I suspect I am not formatting my secrets.json file correctly.
I'm trying this.
{"secret_key":"[my_key_here]"}
Is "secret_key" wrong? Is there a a special key name that is expected?
I'm definitely using the right credentials as I can get things to work if I add them the usual way. But I really need to secure the secret key, so I'm hoping I can get this to work.
Thanks for working on this!
Comment #23
banoodle CreditAttribution: banoodle at Kanopi Studios commentedA colleague figured out what I was doing wrong. In case it helps someone else, the trick is that the file with the API key should just have the api key in it and nothing else (no brackets or quotes or anything).
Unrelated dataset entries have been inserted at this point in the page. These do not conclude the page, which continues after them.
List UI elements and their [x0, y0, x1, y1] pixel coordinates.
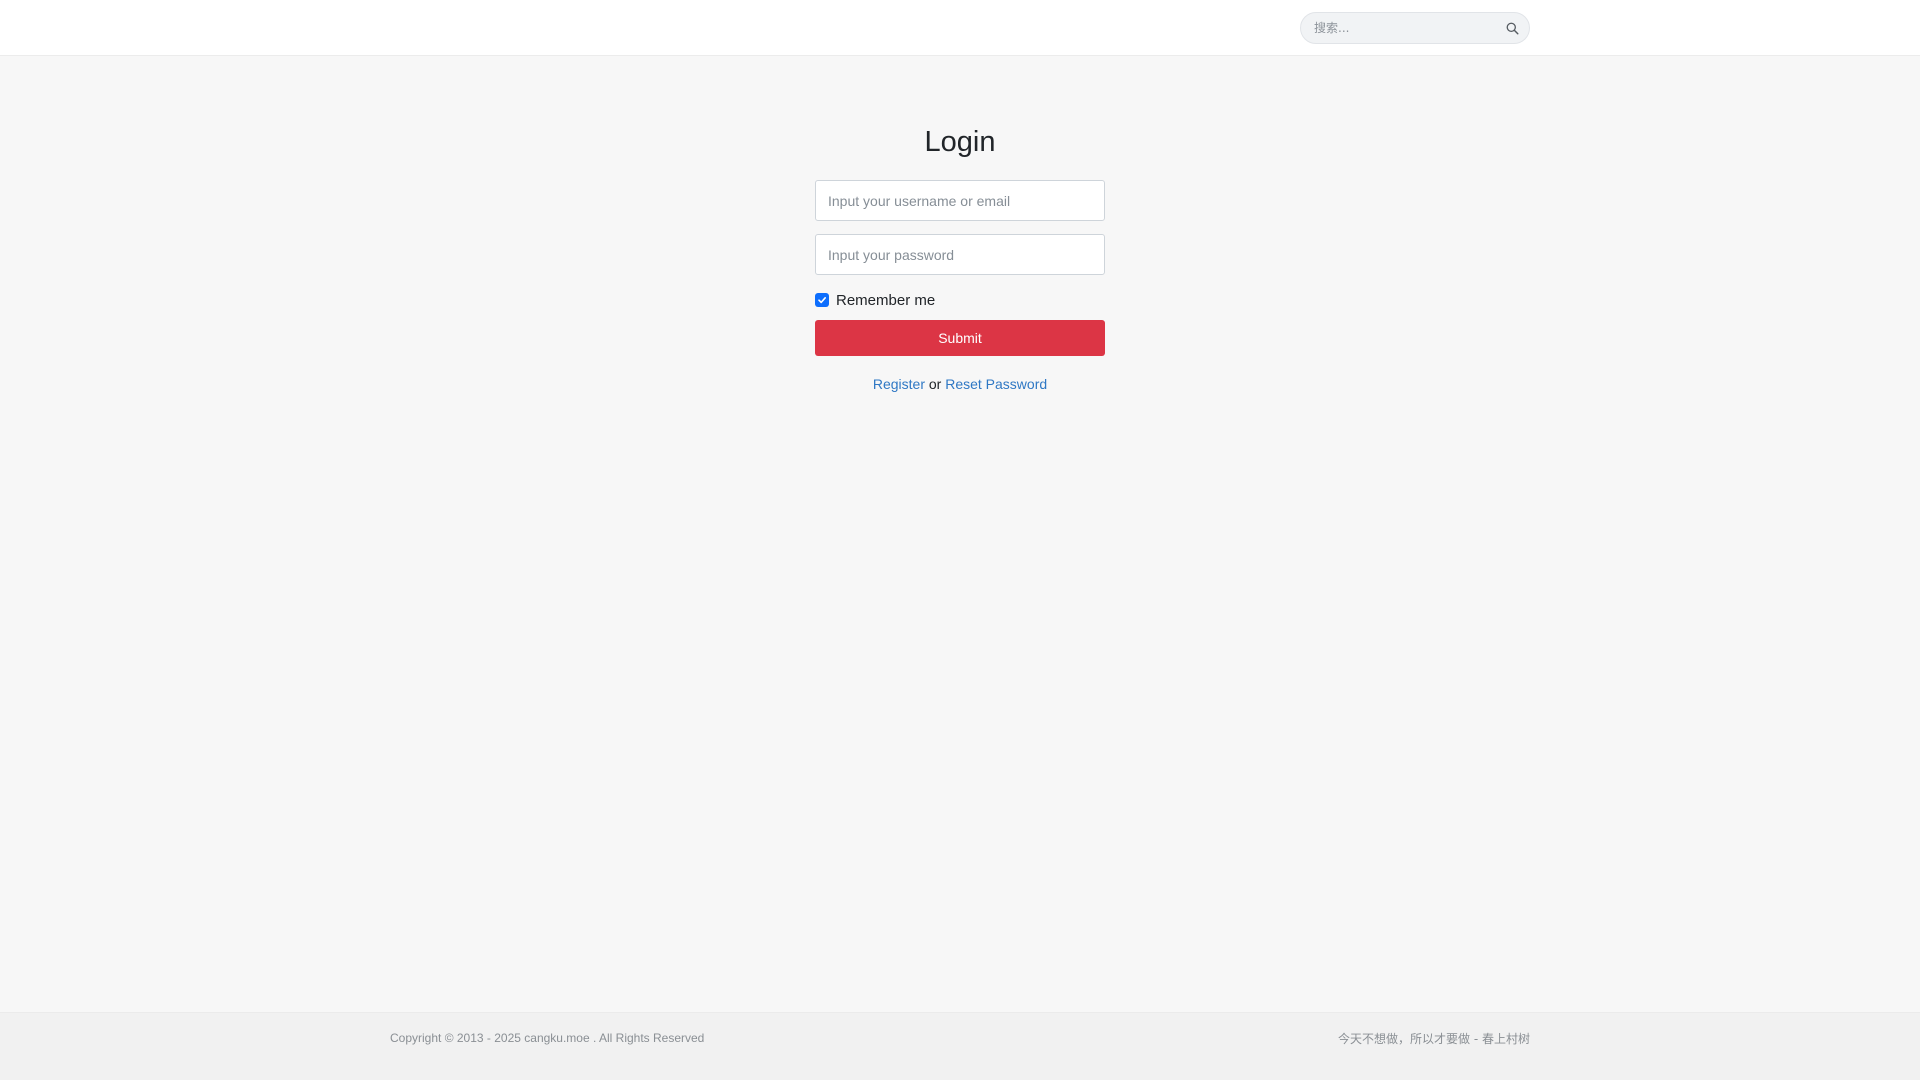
check-icon: [818, 296, 826, 304]
search-icon[interactable]: [1503, 19, 1521, 37]
copyright-prefix: Copyright © 2013 - 2025: [390, 1031, 525, 1045]
page: Login Remember me Submit Register or Res…: [0, 0, 1920, 1080]
reset-password-link[interactable]: Reset Password: [945, 376, 1047, 392]
remember-me-row: Remember me: [815, 288, 1105, 312]
page-title: Login: [924, 126, 996, 158]
footer-quote: 今天不想做，所以才要做 - 春上村树: [1338, 1032, 1530, 1046]
search-box: [1300, 12, 1530, 44]
password-field[interactable]: [815, 234, 1105, 275]
login-form: Login Remember me Submit Register or Res…: [815, 118, 1105, 392]
or-text: or: [924, 376, 946, 392]
footer: Copyright © 2013 - 2025 cangku.moe . All…: [0, 1012, 1920, 1080]
register-link[interactable]: Register: [873, 376, 925, 392]
remember-me-checkbox[interactable]: [815, 293, 829, 307]
copyright-text: Copyright © 2013 - 2025 cangku.moe . All…: [390, 1031, 704, 1045]
submit-button[interactable]: Submit: [815, 320, 1105, 356]
remember-me-label[interactable]: Remember me: [836, 292, 935, 309]
search-input[interactable]: [1301, 13, 1491, 43]
top-bar: [0, 0, 1920, 56]
site-link[interactable]: cangku.moe: [524, 1031, 589, 1045]
account-links: Register or Reset Password: [815, 376, 1105, 392]
username-field[interactable]: [815, 180, 1105, 221]
copyright-suffix: . All Rights Reserved: [589, 1031, 705, 1045]
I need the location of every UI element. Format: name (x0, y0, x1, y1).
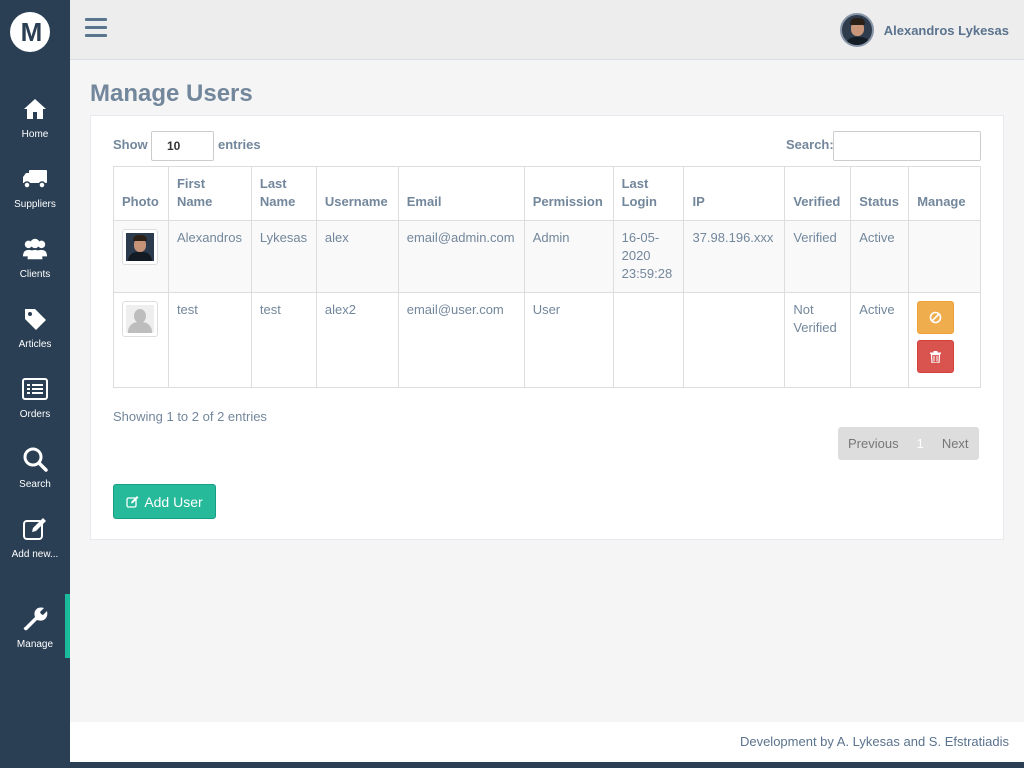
delete-user-button[interactable] (917, 340, 955, 373)
add-user-button[interactable]: Add User (113, 484, 216, 519)
users-icon (22, 236, 48, 262)
page-length-select[interactable] (151, 131, 214, 161)
permission-cell: Admin (523, 220, 614, 293)
last-login-cell (612, 292, 685, 388)
column-header-ip[interactable]: IP (683, 166, 786, 221)
add-user-label: Add User (144, 493, 203, 510)
column-header-email[interactable]: Email (397, 166, 525, 221)
pagination-page-1[interactable]: 1 (909, 436, 932, 451)
username-cell: alex2 (315, 292, 399, 388)
app-logo[interactable]: M (10, 12, 50, 52)
verified-cell: Verified (784, 220, 852, 293)
permission-cell: User (523, 292, 614, 388)
first-name-cell: test (167, 292, 252, 388)
search-icon (22, 446, 48, 472)
email-cell: email@user.com (397, 292, 525, 388)
search-label: Search: (786, 137, 834, 152)
column-header-last-login[interactable]: Last Login (612, 166, 685, 221)
sidebar-item-clients[interactable]: Clients (0, 236, 70, 306)
sidebar-item-orders[interactable]: Orders (0, 376, 70, 446)
pagination-next[interactable]: Next (932, 436, 979, 451)
email-cell: email@admin.com (397, 220, 525, 293)
top-navbar: Alexandros Lykesas (70, 0, 1024, 60)
sidebar-item-add-new[interactable]: Add new... (0, 516, 70, 586)
last-name-cell: test (250, 292, 317, 388)
user-photo (122, 229, 158, 265)
search-input[interactable] (833, 131, 981, 161)
page-title: Manage Users (90, 80, 253, 107)
sidebar-item-label: Suppliers (14, 199, 56, 210)
first-name-cell: Alexandros (167, 220, 252, 293)
sidebar-item-articles[interactable]: Articles (0, 306, 70, 376)
truck-icon (22, 166, 48, 192)
footer-credits: Development by A. Lykesas and S. Efstrat… (739, 734, 1009, 749)
sidebar-item-search[interactable]: Search (0, 446, 70, 516)
table-row: test test alex2 email@user.com User Not … (113, 292, 981, 388)
user-profile-menu[interactable]: Alexandros Lykesas (839, 13, 1009, 47)
sidebar-item-label: Articles (18, 339, 52, 350)
show-label: Show (113, 137, 148, 152)
home-icon (22, 96, 48, 122)
edit-icon (22, 516, 48, 542)
column-header-manage[interactable]: Manage (908, 166, 981, 221)
ban-icon (929, 311, 942, 324)
users-panel: Show entries Search: Photo First Name La… (90, 115, 1004, 540)
sidebar-item-manage[interactable]: Manage (0, 594, 70, 676)
username-cell: alex (315, 220, 399, 293)
trash-icon (930, 350, 942, 363)
column-header-first-name[interactable]: First Name (167, 166, 252, 221)
footer: Development by A. Lykesas and S. Efstrat… (70, 722, 1024, 762)
tag-icon (22, 306, 48, 332)
pagination-previous[interactable]: Previous (838, 436, 909, 451)
table-row: Alexandros Lykesas alex email@admin.com … (113, 220, 981, 293)
deactivate-user-button[interactable] (917, 301, 955, 334)
wrench-icon (22, 606, 48, 632)
entries-label: entries (218, 137, 261, 152)
sidebar-item-suppliers[interactable]: Suppliers (0, 166, 70, 236)
column-header-last-name[interactable]: Last Name (250, 166, 317, 221)
ip-cell: 37.98.196.xxx (683, 220, 786, 293)
sidebar-item-label: Add new... (11, 549, 59, 560)
status-cell: Active (850, 292, 910, 388)
ip-cell (683, 292, 786, 388)
manage-cell (908, 292, 981, 388)
user-photo-placeholder (122, 301, 158, 337)
sidebar-item-label: Clients (19, 269, 51, 280)
sidebar: M Home Suppliers Clients Articles Orders (0, 0, 70, 768)
column-header-username[interactable]: Username (315, 166, 399, 221)
photo-cell (113, 292, 169, 388)
sidebar-item-home[interactable]: Home (0, 96, 70, 166)
sidebar-item-label: Manage (16, 639, 54, 650)
status-cell: Active (850, 220, 910, 293)
bottom-strip (0, 762, 1024, 768)
column-header-verified[interactable]: Verified (784, 166, 852, 221)
verified-cell: Not Verified (784, 292, 852, 388)
edit-icon (126, 496, 139, 508)
sidebar-item-label: Search (19, 479, 51, 490)
list-icon (22, 376, 48, 402)
menu-toggle-icon[interactable] (85, 18, 107, 38)
sidebar-item-label: Orders (19, 409, 51, 420)
table-header-row: Photo First Name Last Name Username Emai… (113, 166, 981, 221)
sidebar-item-label: Home (21, 129, 49, 140)
column-header-permission[interactable]: Permission (523, 166, 614, 221)
avatar (839, 13, 874, 47)
users-table: Photo First Name Last Name Username Emai… (113, 166, 981, 388)
photo-cell (113, 220, 169, 293)
table-info: Showing 1 to 2 of 2 entries (113, 409, 267, 424)
user-name: Alexandros Lykesas (883, 22, 1009, 38)
last-login-cell: 16-05-2020 23:59:28 (612, 220, 685, 293)
pagination: Previous 1 Next (838, 427, 979, 460)
manage-cell (908, 220, 981, 293)
column-header-status[interactable]: Status (850, 166, 910, 221)
column-header-photo[interactable]: Photo (113, 166, 169, 221)
last-name-cell: Lykesas (250, 220, 317, 293)
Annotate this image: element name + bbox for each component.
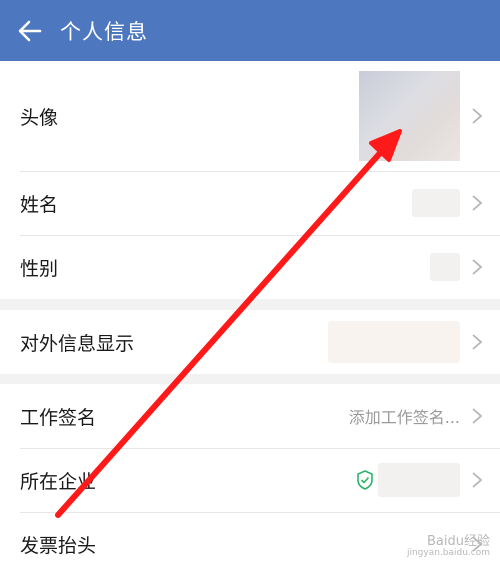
chevron-right-icon xyxy=(472,334,483,350)
avatar-row[interactable]: 头像 xyxy=(0,61,500,171)
chevron-right-icon xyxy=(472,408,483,424)
chevron-right-icon xyxy=(472,195,483,211)
chevron-right-icon xyxy=(472,472,483,488)
profile-section: 头像 姓名 性别 xyxy=(0,61,500,299)
work-signature-placeholder: 添加工作签名... xyxy=(348,408,460,427)
chevron-right-icon xyxy=(472,259,483,275)
avatar-label: 头像 xyxy=(20,106,59,129)
gender-row[interactable]: 性别 xyxy=(0,235,500,299)
company-row[interactable]: 所在企业 xyxy=(0,448,500,512)
name-value-blurred xyxy=(412,189,460,217)
verified-shield-icon xyxy=(357,470,373,490)
external-display-row[interactable]: 对外信息显示 xyxy=(0,310,500,374)
page-title: 个人信息 xyxy=(60,19,148,44)
name-label: 姓名 xyxy=(20,193,59,216)
avatar-image xyxy=(359,71,460,161)
work-signature-row[interactable]: 工作签名 添加工作签名... xyxy=(0,384,500,448)
invoice-title-label: 发票抬头 xyxy=(20,534,97,557)
company-value-blurred xyxy=(378,463,460,497)
chevron-right-icon xyxy=(472,108,483,124)
baidu-watermark: Baidu经验 jingyan.baidu.com xyxy=(406,533,490,559)
external-display-label: 对外信息显示 xyxy=(20,332,135,355)
watermark-brand: Baidu经验 xyxy=(427,533,490,549)
external-value-blurred xyxy=(328,321,460,363)
watermark-url: jingyan.baidu.com xyxy=(406,548,490,559)
title-bar: 个人信息 xyxy=(0,0,500,61)
name-row[interactable]: 姓名 xyxy=(0,171,500,235)
work-signature-label: 工作签名 xyxy=(20,406,97,429)
gender-label: 性别 xyxy=(20,257,59,280)
back-arrow-icon xyxy=(18,20,42,41)
company-label: 所在企业 xyxy=(20,470,97,493)
external-section: 对外信息显示 xyxy=(0,310,500,374)
back-button[interactable] xyxy=(0,0,60,61)
gender-value-blurred xyxy=(430,253,460,281)
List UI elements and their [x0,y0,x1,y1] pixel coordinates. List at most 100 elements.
I was wrongly thinking it had to be structured json.
Comment #24
yce CreditAttribution: yce at Pronovix for BrightCove commentedThe getter shouldn't determine the actual value based on the argument.
This method should know how to load the secret key.
Hidden dependency in entity, services should be added via dependency injection.
Since Drupal entities are not injectables the next closest thing is the storage, but this probably should be handled by a service.
Hidden dependency, also entities should be loaded through their storage.
It should be selectable.
Like if someone would want to use key module and exist it could be selected, but we should let the option open for providing the key directly in configuration.
Also if the credentials can be stored in the key module I would rather move the Account ID, Client ID and Client Secret to the Key entity as they are belong together.
I wonder doing this would hurt the config schema or not, can you please validate?
To be honest I would rather refactor the client handler part of the module as a service, it's not ideal to have it on the entity.